Domtar is the third largest producer of uncoated freesheet paper in North

America. In the decade prior to 1996, Domtar had one of the worst financial

records in the pulp and paper industry. At that time it was a bureaucratic

and hierarchical organization with no clear goals. Half of its business

Chapter 1 Training in Organizations

was in “trouble areas.” Moreover, the company did not have the critical

mass to compete with the larger names in the field. The balance sheet

was in bad shape, and the company did not have Investment Grade Status

on its long-term debt.

In July of 1996, Raymond Royer was named President and Chief

Executive Officer. This was quite a surprise because, although Royer had

been successful at Bombardier, he had no knowledge of the pulp and

paper industry. Many believed that to be successful at Domtar, you needed

to know the industry.

Royer knew that to be effective in any competitive industry, an organization

needed to have a strategic direction and specific goals. He decided

to focus on two goals: return on investment and customer service. Royer

told Domtar executives that in order to survive, they needed to participate

in the consolidation of the industry and increase its critical mass. The goal

was to become a preferred supplier. The competitive strategy had to focus

on being innovative in product design, high in product quality, and unique

in customer service. At the same time, however, it had to do everything to

keep costs down.

When Royer took over at Domtar, he explained to the executive team

that there were three pillars to the company: customers, shareholders, and

ourselves. He noted that it is only “ourselves” that are able to have any

impact on changing the company. He backed up his words with action

by hiring the Kaizen guru from Bombardier. Kaizen, a process of getting

employees involved by using their expertise in the development of new

and more effective ways of doing things, had been very effective at

Bombardier. Royer saw no reason why it would not be successful at

Domtar. Royer also knew that for the new strategic direction and focus to

be successful, everyone needed both to understand the changes being

proposed and have the skills to achieve them. The success of any change

process requires extensive training; therefore, training became a key part

of Royer’s strategy for Domtar.

This last point reflects the belief that it is the employees’ competencies

that make the difference. The “Domtar Difference,” as it is called, is

reflected in the statement, “tapping the intelligence of the experts, our

employees.” Employees must be motivated to become involved in developing

new ways of doing things. Thus, Domtar needed to provide employees

with incentives for change, new skills, and a different attitude toward work.

The introduction of Kaizen was one tactic used to achieve these goals.

Training at Domtar went beyond the traditional job training necessary

to do the job effectively, and included training in customer service and

Kaizen. This is reflected in Domtar’s mission, which is to:

• meet the ever-changing needs of our customers,

• provide shareholders with attractive returns, and

• create an environment in which shared human values and personal

commitment prevail.

In this regard, a performance management system was put in place to

provide a mechanism for employees to receive feedback about their effectiveness.

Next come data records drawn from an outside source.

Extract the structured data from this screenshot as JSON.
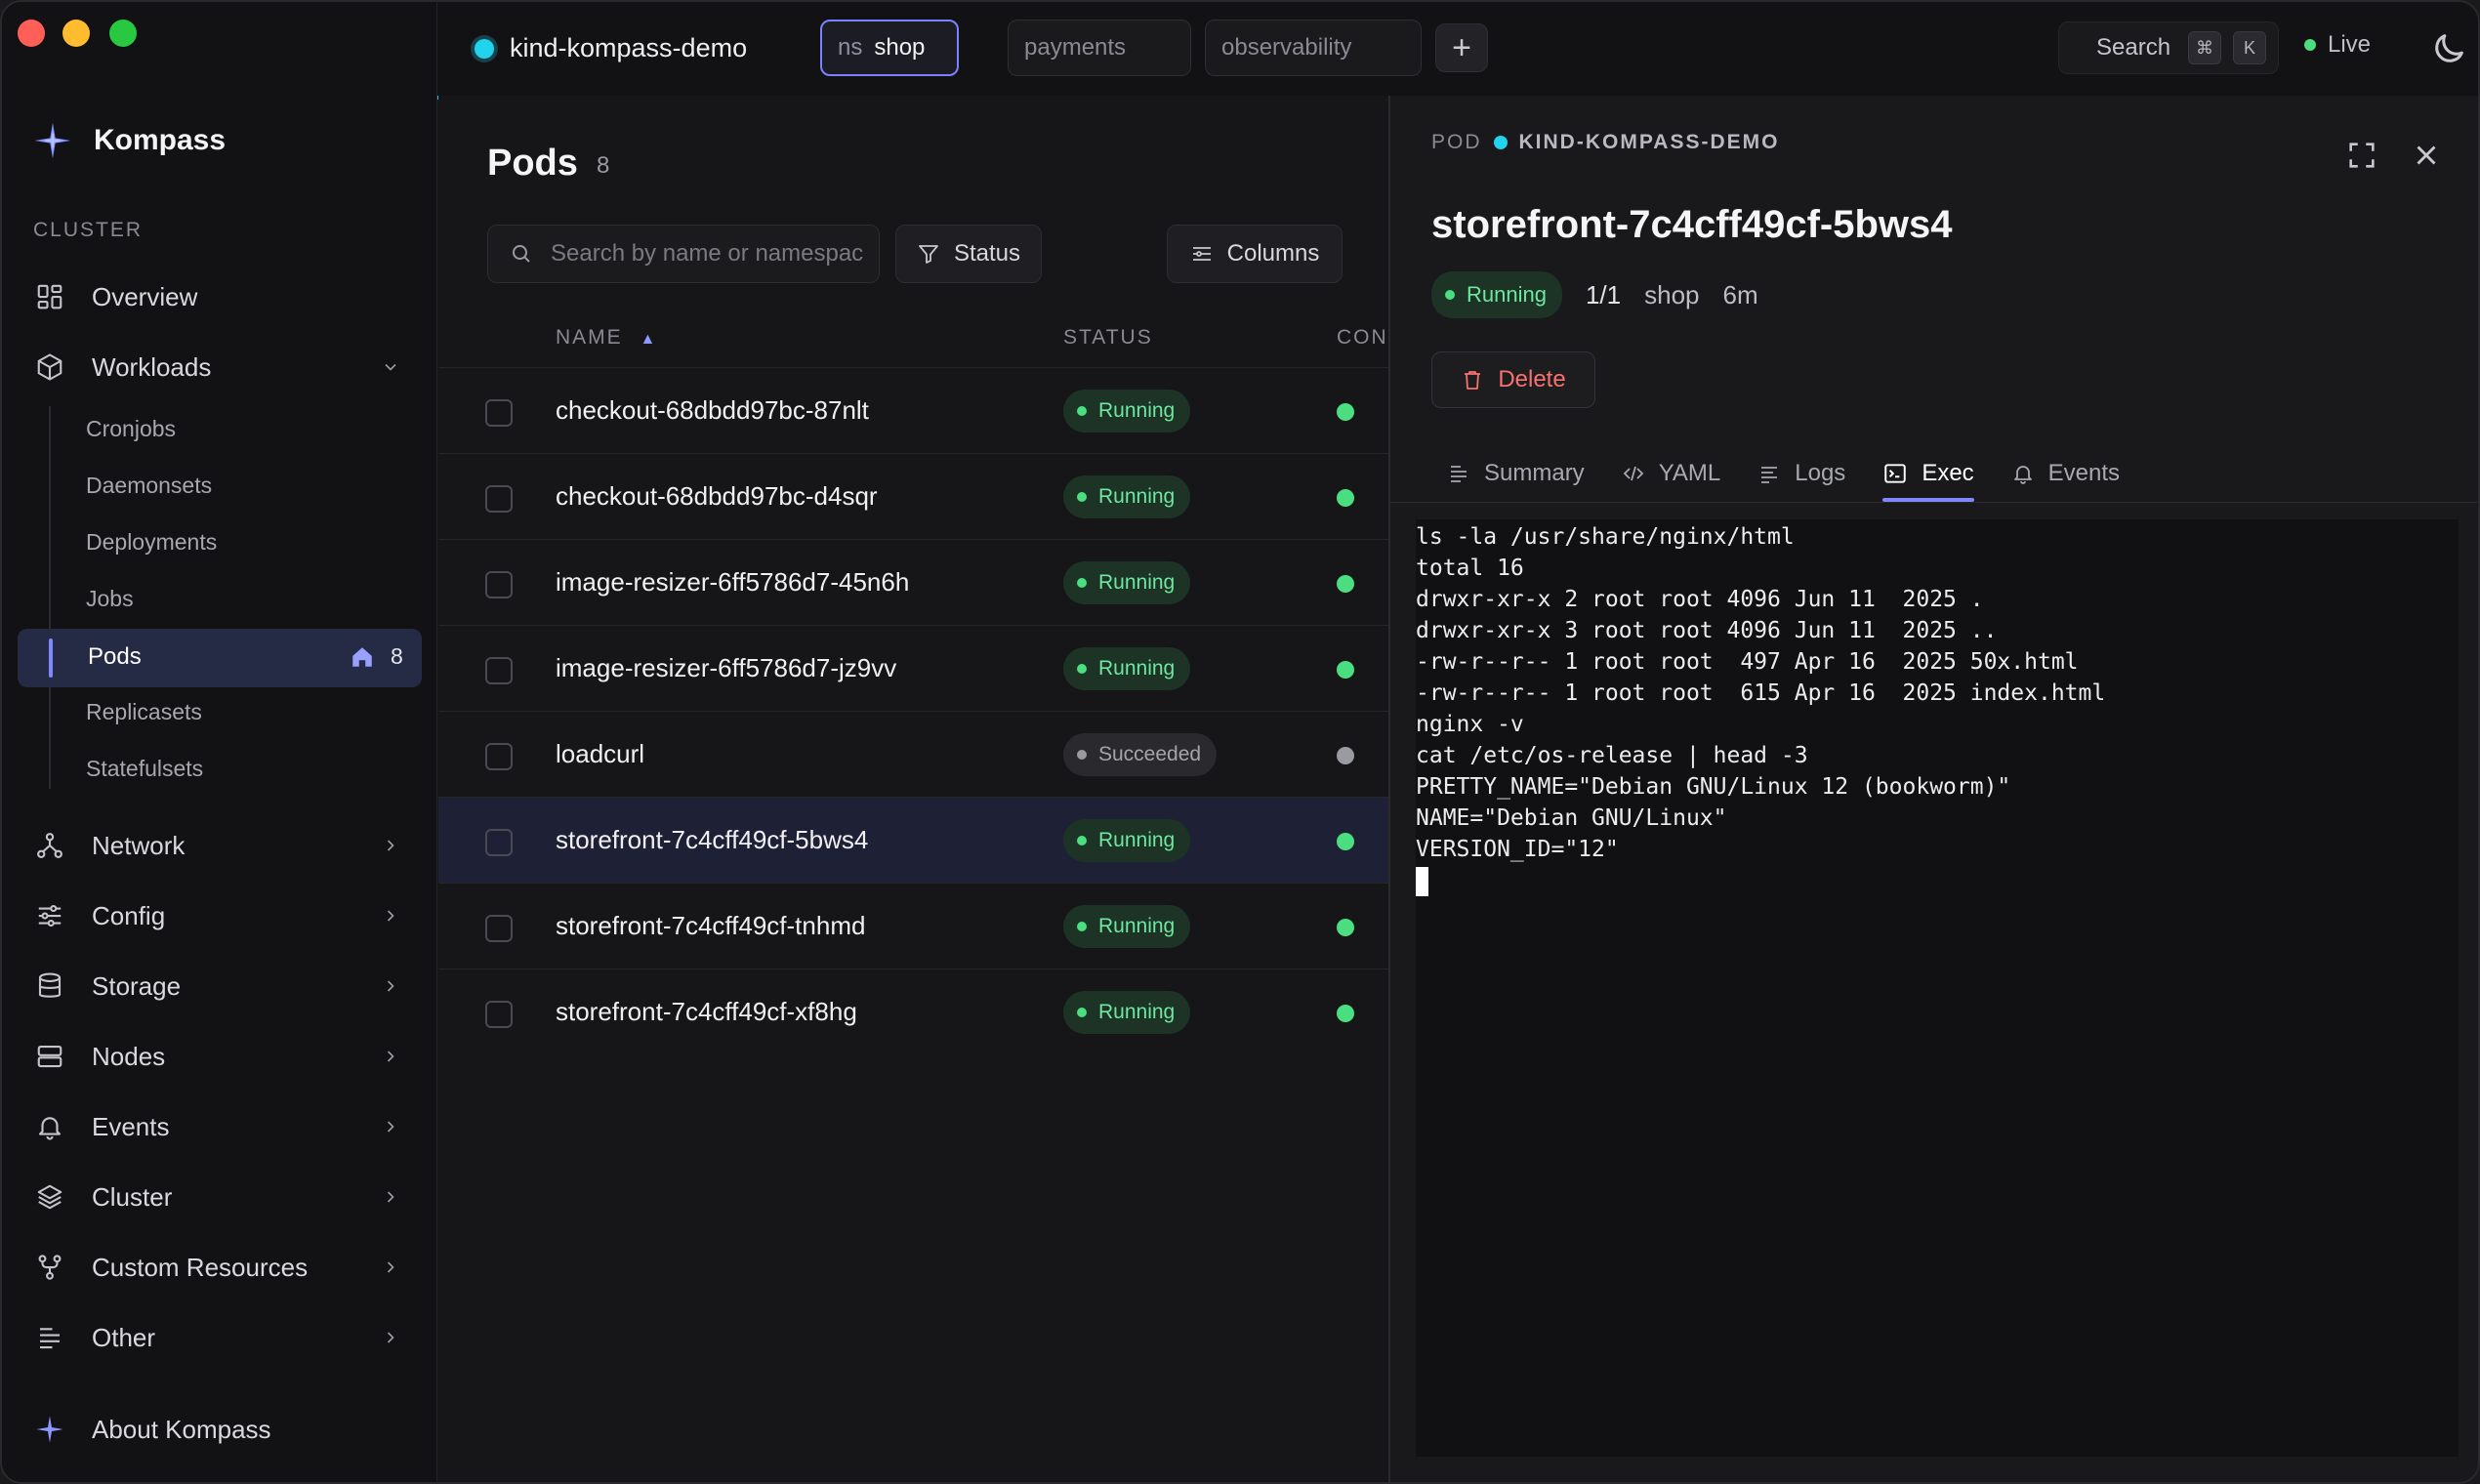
{
  "titlebar": {
    "context": "kind-kompass-demo",
    "tabs": [
      {
        "prefix": "ns",
        "label": "shop",
        "active": true
      },
      {
        "label": "payments"
      },
      {
        "label": "observability"
      }
    ],
    "add_tab": "+",
    "search_label": "Search",
    "shortcut_keys": [
      "⌘",
      "K"
    ],
    "live_label": "Live"
  },
  "sidebar": {
    "brand": "Kompass",
    "section": "CLUSTER",
    "overview": "Overview",
    "workloads": "Workloads",
    "workload_items": [
      "Cronjobs",
      "Daemonsets",
      "Deployments",
      "Jobs",
      "Pods",
      "Replicasets",
      "Statefulsets"
    ],
    "pods_label": "Pods",
    "pods_count": "8",
    "groups": [
      "Network",
      "Config",
      "Storage",
      "Nodes",
      "Events",
      "Cluster",
      "Custom Resources",
      "Other"
    ],
    "about": "About Kompass"
  },
  "main": {
    "title": "Pods",
    "count": "8",
    "search_placeholder": "Search by name or namespace",
    "status_filter": "Status",
    "columns_button": "Columns",
    "headers": {
      "name": "NAME",
      "status": "STATUS",
      "containers": "CON"
    },
    "sort_indicator": "▲",
    "rows": [
      {
        "name": "checkout-68dbdd97bc-87nlt",
        "status": "Running"
      },
      {
        "name": "checkout-68dbdd97bc-d4sqr",
        "status": "Running"
      },
      {
        "name": "image-resizer-6ff5786d7-45n6h",
        "status": "Running"
      },
      {
        "name": "image-resizer-6ff5786d7-jz9vv",
        "status": "Running"
      },
      {
        "name": "loadcurl",
        "status": "Succeeded"
      },
      {
        "name": "storefront-7c4cff49cf-5bws4",
        "status": "Running",
        "selected": true
      },
      {
        "name": "storefront-7c4cff49cf-tnhmd",
        "status": "Running"
      },
      {
        "name": "storefront-7c4cff49cf-xf8hg",
        "status": "Running"
      }
    ]
  },
  "detail": {
    "kind": "POD",
    "cluster": "KIND-KOMPASS-DEMO",
    "name": "storefront-7c4cff49cf-5bws4",
    "status": "Running",
    "ready": "1/1",
    "namespace": "shop",
    "age": "6m",
    "delete_label": "Delete",
    "tabs": [
      "Summary",
      "YAML",
      "Logs",
      "Exec",
      "Events"
    ],
    "active_tab": "Exec",
    "terminal_lines": [
      "ls -la /usr/share/nginx/html",
      "total 16",
      "drwxr-xr-x 2 root root 4096 Jun 11  2025 .",
      "drwxr-xr-x 3 root root 4096 Jun 11  2025 ..",
      "-rw-r--r-- 1 root root  497 Apr 16  2025 50x.html",
      "-rw-r--r-- 1 root root  615 Apr 16  2025 index.html",
      "nginx -v",
      "cat /etc/os-release | head -3",
      "PRETTY_NAME=\"Debian GNU/Linux 12 (bookworm)\"",
      "NAME=\"Debian GNU/Linux\"",
      "VERSION_ID=\"12\""
    ]
  },
  "colors": {
    "accent": "#8088ff",
    "cyan": "#22d3ee",
    "running": "#4ade80",
    "danger": "#f87171"
  }
}
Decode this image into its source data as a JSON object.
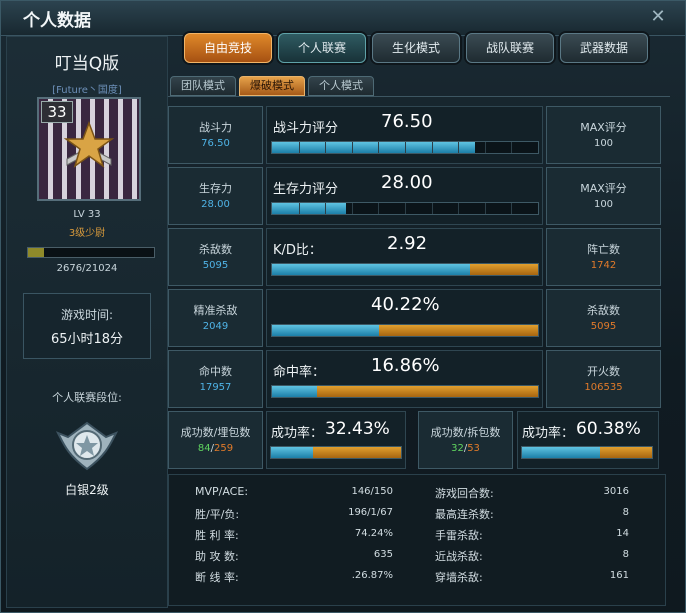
{
  "window": {
    "title": "个人数据",
    "close_icon": "close-icon"
  },
  "profile": {
    "name": "叮当Q版",
    "clan": "[Future丶国度]",
    "level_badge": "33",
    "level": "LV 33",
    "rank": "3级少尉",
    "exp_text": "2676/21024",
    "exp_fraction": 0.127,
    "time_label": "游戏时间:",
    "time_value": "65小时18分",
    "league_label": "个人联赛段位:",
    "league_rank": "白银2级"
  },
  "tabs": [
    {
      "label": "自由竞技",
      "active": true
    },
    {
      "label": "个人联赛"
    },
    {
      "label": "生化模式"
    },
    {
      "label": "战队联赛"
    },
    {
      "label": "武器数据"
    }
  ],
  "subtabs": [
    {
      "label": "团队模式"
    },
    {
      "label": "爆破模式",
      "active": true
    },
    {
      "label": "个人模式"
    }
  ],
  "stats": [
    {
      "left_name": "战斗力",
      "left_value": "76.50",
      "left_color": "#4fb3e6",
      "mid_label": "战斗力评分",
      "mid_value": "76.50",
      "blue": 0.765,
      "orange": 0,
      "right_name": "MAX评分",
      "right_value": "100",
      "right_color": "#c9d6dc",
      "segmented": true
    },
    {
      "left_name": "生存力",
      "left_value": "28.00",
      "left_color": "#4fb3e6",
      "mid_label": "生存力评分",
      "mid_value": "28.00",
      "blue": 0.28,
      "orange": 0,
      "right_name": "MAX评分",
      "right_value": "100",
      "right_color": "#c9d6dc",
      "segmented": true
    },
    {
      "left_name": "杀敌数",
      "left_value": "5095",
      "left_color": "#4fb3e6",
      "mid_label": "K/D比：",
      "mid_value": "2.92",
      "blue": 0.745,
      "orange": 0.255,
      "right_name": "阵亡数",
      "right_value": "1742",
      "right_color": "#e07a2a",
      "segmented": false
    },
    {
      "left_name": "精准杀敌",
      "left_value": "2049",
      "left_color": "#4fb3e6",
      "mid_label": "",
      "mid_value": "40.22%",
      "blue": 0.4022,
      "orange": 0.5978,
      "right_name": "杀敌数",
      "right_value": "5095",
      "right_color": "#e07a2a",
      "segmented": false
    },
    {
      "left_name": "命中数",
      "left_value": "17957",
      "left_color": "#4fb3e6",
      "mid_label": "命中率：",
      "mid_value": "16.86%",
      "blue": 0.1686,
      "orange": 0.8314,
      "right_name": "开火数",
      "right_value": "106535",
      "right_color": "#e07a2a",
      "segmented": false
    }
  ],
  "bomb": {
    "plant_name": "成功数/埋包数",
    "plant_success": "84",
    "plant_total": "259",
    "plant_label": "成功率：",
    "plant_rate": "32.43%",
    "plant_fraction": 0.3243,
    "defuse_name": "成功数/拆包数",
    "defuse_success": "32",
    "defuse_total": "53",
    "defuse_label": "成功率：",
    "defuse_rate": "60.38%",
    "defuse_fraction": 0.6038
  },
  "summary_left": [
    {
      "label": "MVP/ACE:",
      "value": "146/150"
    },
    {
      "label": "胜/平/负:",
      "value": "196/1/67"
    },
    {
      "label": "胜 利 率:",
      "value": "74.24%"
    },
    {
      "label": "助 攻 数:",
      "value": "635"
    },
    {
      "label": "断 线 率:",
      "value": ".26.87%"
    }
  ],
  "summary_right": [
    {
      "label": "游戏回合数:",
      "value": "3016"
    },
    {
      "label": "最高连杀数:",
      "value": "8"
    },
    {
      "label": "手雷杀敌:",
      "value": "14"
    },
    {
      "label": "近战杀敌:",
      "value": "8"
    },
    {
      "label": "穿墙杀敌:",
      "value": "161"
    }
  ]
}
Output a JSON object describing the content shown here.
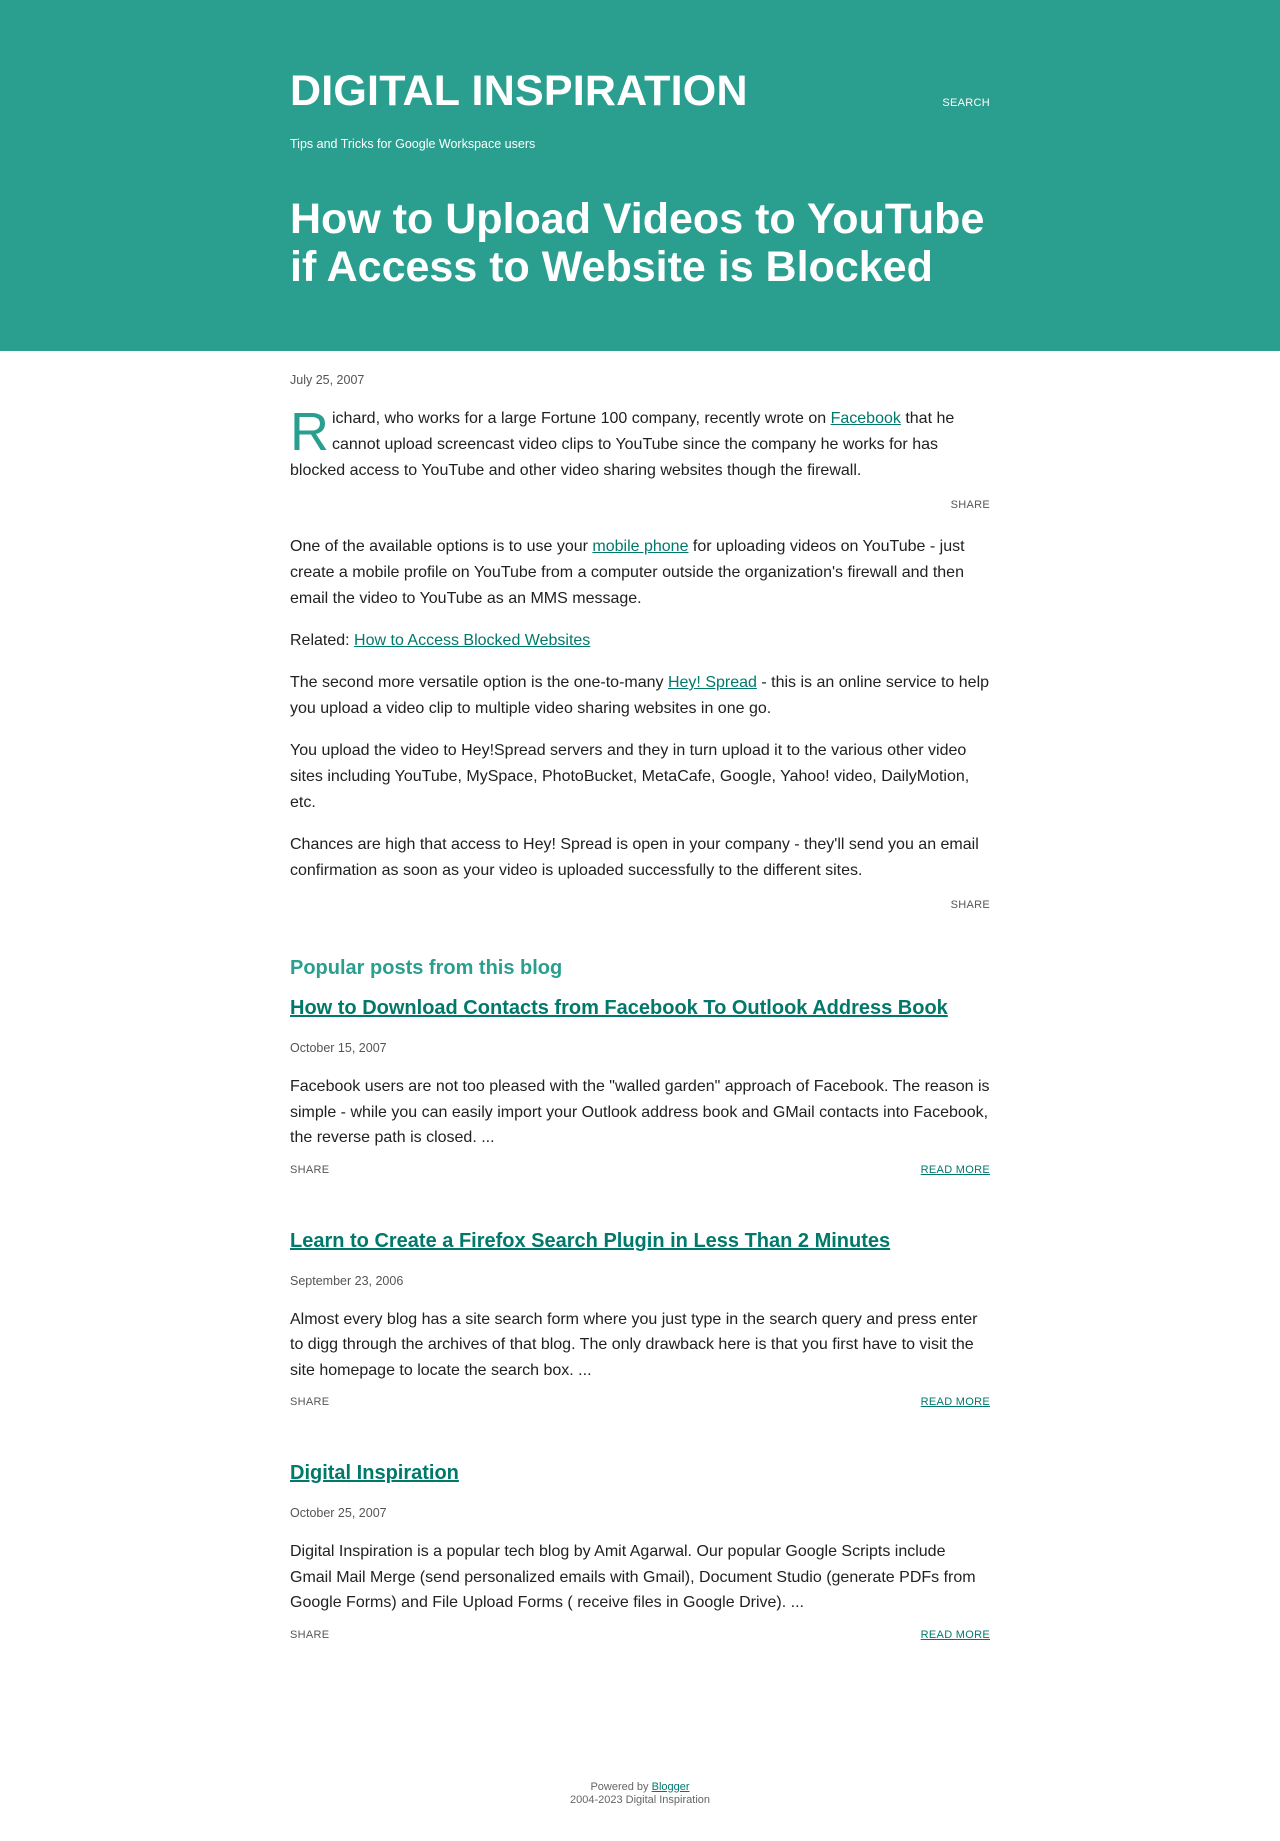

This process laid the groundwork for successfully attaining such

objectives as improving employee performance, communicating the

Domtar values, clarifying individual roles, and fostering better communication

between employees and managers. Tied to this were performance

incentives that rewarded employees with opportunities to share in the

profits of the company.

(continued)

Has Royer been successful with his approach? First quarter net earnings

in 1998 were $17 million, compared with a net loss of $12 million for

the same time period in 1997, his first year in office. In 2002, third quarter

earnings were $59 million, and totalled $141 million for the year. That is

not all. Recall his goal of return on equity for shareholders. Domtar has

once again been included on the Dow Jones sustainability index. Domtar

has been on this list since its inception in 1999, and is the only pulp and

paper company in North America to be part of this index. To be on the list,

a company must demonstrate an approach that “aims to create long-term

shareholder value by embracing opportunities and managing risks that

arise from economic, environmental and social developments.” Based on

this, it could be said that Royer has been successful. In 2003, Paperloop,

the pulp and paper industry’s international research and information

service, named Royer Global CEO of the year.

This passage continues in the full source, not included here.